Originally Posted by caliking
What an awesome tutorial, bucc!!
If I may add one small tip - when you add the spices to the tomato onion mix, stir things around until you see the oil separate a little from the paste. Hard to describe but you will notice the change - from being somewhat homogenous, you will see the oil just ooze a bit from the paste if you stop stirring briefly.
For some reason, I love the taste of turmeric, so most of my dishes have 1/2-3/4 tsp in them, thrown in with the other spices. It must be sauteed well, or else you can taste the raw turmeric.
And there are ways to cheat!!
When I'm done with making the sauce and about to add the meat, I sometimes move everything over to the crockpot
It works well for that part of the cook.
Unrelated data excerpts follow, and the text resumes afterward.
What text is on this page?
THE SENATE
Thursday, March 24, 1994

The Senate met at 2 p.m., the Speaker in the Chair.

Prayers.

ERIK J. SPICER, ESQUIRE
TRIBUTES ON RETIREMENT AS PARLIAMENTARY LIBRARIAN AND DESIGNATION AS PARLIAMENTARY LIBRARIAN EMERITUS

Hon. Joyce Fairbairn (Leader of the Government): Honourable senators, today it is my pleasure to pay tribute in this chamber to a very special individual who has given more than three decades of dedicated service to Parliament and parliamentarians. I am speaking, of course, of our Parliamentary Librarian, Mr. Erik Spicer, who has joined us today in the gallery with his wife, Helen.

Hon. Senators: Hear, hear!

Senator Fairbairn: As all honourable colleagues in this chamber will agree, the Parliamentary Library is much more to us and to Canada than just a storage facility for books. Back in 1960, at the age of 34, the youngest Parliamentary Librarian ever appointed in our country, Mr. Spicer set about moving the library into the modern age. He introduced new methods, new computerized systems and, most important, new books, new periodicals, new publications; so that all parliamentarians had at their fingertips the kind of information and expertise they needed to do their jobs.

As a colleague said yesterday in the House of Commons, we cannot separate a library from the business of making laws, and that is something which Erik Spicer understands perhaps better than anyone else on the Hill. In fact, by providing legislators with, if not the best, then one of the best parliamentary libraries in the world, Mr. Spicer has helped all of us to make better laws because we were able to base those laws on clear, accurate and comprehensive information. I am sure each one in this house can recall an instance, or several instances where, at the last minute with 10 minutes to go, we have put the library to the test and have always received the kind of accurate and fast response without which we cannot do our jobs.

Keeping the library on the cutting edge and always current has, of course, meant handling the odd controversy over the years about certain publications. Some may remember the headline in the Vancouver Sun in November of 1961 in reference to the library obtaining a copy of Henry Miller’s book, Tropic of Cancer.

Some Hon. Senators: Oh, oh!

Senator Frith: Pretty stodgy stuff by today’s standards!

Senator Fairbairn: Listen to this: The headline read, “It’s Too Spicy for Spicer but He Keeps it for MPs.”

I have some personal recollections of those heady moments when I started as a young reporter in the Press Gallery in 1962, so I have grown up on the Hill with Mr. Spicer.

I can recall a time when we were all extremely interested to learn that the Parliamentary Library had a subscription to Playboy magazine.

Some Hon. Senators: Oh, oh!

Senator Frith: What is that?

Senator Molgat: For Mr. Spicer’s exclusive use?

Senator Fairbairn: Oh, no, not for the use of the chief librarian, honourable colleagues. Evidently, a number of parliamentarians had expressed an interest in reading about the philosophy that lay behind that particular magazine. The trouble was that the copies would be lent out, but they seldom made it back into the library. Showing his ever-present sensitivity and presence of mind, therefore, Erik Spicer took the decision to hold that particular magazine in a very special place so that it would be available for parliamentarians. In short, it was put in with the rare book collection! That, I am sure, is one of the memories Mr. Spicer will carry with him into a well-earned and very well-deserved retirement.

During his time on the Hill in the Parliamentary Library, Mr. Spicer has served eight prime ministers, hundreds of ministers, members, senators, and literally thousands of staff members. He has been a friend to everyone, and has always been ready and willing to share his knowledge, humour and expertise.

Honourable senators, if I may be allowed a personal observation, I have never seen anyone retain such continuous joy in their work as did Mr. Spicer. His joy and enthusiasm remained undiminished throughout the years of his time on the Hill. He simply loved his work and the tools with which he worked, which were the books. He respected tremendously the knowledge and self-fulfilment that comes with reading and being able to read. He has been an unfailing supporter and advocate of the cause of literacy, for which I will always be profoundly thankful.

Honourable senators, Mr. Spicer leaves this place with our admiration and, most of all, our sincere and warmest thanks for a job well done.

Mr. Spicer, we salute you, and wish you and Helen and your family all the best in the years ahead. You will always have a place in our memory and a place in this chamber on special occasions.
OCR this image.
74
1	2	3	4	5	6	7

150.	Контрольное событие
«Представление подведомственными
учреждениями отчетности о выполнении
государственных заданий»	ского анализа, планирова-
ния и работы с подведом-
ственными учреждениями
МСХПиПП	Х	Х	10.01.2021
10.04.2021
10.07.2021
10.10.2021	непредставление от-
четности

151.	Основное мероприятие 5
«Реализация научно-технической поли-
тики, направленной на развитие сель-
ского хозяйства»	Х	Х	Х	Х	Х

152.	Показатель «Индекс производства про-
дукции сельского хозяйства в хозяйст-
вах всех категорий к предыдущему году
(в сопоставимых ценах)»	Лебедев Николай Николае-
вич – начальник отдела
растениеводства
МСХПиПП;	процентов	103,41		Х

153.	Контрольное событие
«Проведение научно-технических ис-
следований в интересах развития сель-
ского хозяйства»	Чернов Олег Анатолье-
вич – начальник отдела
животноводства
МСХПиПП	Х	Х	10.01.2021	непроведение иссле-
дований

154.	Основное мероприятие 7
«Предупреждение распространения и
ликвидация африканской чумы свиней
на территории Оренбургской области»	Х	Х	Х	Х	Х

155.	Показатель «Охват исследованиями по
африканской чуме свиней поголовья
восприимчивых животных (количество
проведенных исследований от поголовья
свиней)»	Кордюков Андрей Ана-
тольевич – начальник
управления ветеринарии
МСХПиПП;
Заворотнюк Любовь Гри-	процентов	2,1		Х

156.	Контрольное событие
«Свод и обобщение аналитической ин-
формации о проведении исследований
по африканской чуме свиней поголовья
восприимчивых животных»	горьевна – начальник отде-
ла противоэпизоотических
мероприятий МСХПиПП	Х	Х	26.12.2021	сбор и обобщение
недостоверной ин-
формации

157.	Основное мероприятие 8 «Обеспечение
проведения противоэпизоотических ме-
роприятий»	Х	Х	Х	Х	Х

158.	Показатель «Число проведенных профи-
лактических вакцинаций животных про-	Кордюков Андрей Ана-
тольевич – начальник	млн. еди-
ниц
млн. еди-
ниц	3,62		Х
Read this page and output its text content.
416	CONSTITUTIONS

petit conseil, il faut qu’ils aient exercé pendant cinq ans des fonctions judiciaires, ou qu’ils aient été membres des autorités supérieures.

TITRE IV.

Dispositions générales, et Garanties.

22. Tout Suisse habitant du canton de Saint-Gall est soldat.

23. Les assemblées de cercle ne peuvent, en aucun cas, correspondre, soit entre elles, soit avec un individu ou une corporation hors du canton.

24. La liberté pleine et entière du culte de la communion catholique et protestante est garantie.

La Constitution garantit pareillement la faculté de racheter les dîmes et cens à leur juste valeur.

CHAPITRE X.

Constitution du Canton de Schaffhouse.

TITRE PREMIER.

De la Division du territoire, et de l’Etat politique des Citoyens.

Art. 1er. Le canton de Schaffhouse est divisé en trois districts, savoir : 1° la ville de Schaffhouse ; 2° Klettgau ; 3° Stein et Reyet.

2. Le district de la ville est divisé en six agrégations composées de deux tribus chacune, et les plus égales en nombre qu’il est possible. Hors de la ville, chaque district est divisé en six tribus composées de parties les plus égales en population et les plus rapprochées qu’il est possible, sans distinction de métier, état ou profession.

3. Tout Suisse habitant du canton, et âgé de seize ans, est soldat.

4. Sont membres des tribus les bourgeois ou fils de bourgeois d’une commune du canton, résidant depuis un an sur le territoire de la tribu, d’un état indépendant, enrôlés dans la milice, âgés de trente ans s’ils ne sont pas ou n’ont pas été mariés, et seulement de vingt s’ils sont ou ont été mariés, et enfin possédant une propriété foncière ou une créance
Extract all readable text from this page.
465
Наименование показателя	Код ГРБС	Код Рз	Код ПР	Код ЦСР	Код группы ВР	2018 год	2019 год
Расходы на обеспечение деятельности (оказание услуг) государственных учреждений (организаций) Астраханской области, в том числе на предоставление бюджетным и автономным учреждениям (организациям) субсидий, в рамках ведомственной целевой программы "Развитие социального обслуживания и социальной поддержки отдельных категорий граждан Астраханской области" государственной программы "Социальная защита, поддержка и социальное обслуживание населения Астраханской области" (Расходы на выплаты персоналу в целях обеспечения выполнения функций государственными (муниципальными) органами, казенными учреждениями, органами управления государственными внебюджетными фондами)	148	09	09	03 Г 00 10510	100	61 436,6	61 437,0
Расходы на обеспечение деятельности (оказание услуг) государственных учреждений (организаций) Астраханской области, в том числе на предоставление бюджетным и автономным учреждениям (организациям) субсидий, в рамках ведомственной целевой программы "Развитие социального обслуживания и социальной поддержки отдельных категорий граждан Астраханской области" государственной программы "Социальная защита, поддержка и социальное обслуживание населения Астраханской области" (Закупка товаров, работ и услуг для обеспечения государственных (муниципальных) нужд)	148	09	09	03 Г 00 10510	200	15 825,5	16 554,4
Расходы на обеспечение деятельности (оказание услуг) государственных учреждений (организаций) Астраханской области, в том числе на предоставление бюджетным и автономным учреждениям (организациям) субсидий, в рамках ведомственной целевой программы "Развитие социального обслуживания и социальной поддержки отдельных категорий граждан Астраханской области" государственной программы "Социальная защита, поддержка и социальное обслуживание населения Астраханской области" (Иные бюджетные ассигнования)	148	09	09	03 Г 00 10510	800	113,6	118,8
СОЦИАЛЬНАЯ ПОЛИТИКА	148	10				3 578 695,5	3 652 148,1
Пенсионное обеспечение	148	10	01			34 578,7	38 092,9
Also, in India every household has at least 1 pressure cooker which is commonly used to make dal, beans, certain types of rice, and many meat dishes.
Thanks for posting this!
That advice is sound for a paste frying step but isn't going to happen here, caliking.
The masala will not absorb the oil or release it because of the liquid volume .
The plan I have for the following curries this step will be essential, but not for this one.
If these new curry makers stand watching and waiting for that to happen the liquid will reduce too much and won't have the volume to support the meat cooking process, you see?
Slow cookers like the crock pot do work fine, but I never use them because the aroma of the curry is torture!
One point I didn't mention....just like some other foods like chili, a curry will enhance if left a day before eating.
I know, that requires the self discipline of a superman, and I can't do it...but make enough so that you have lots for the following day, you will be so happy you did!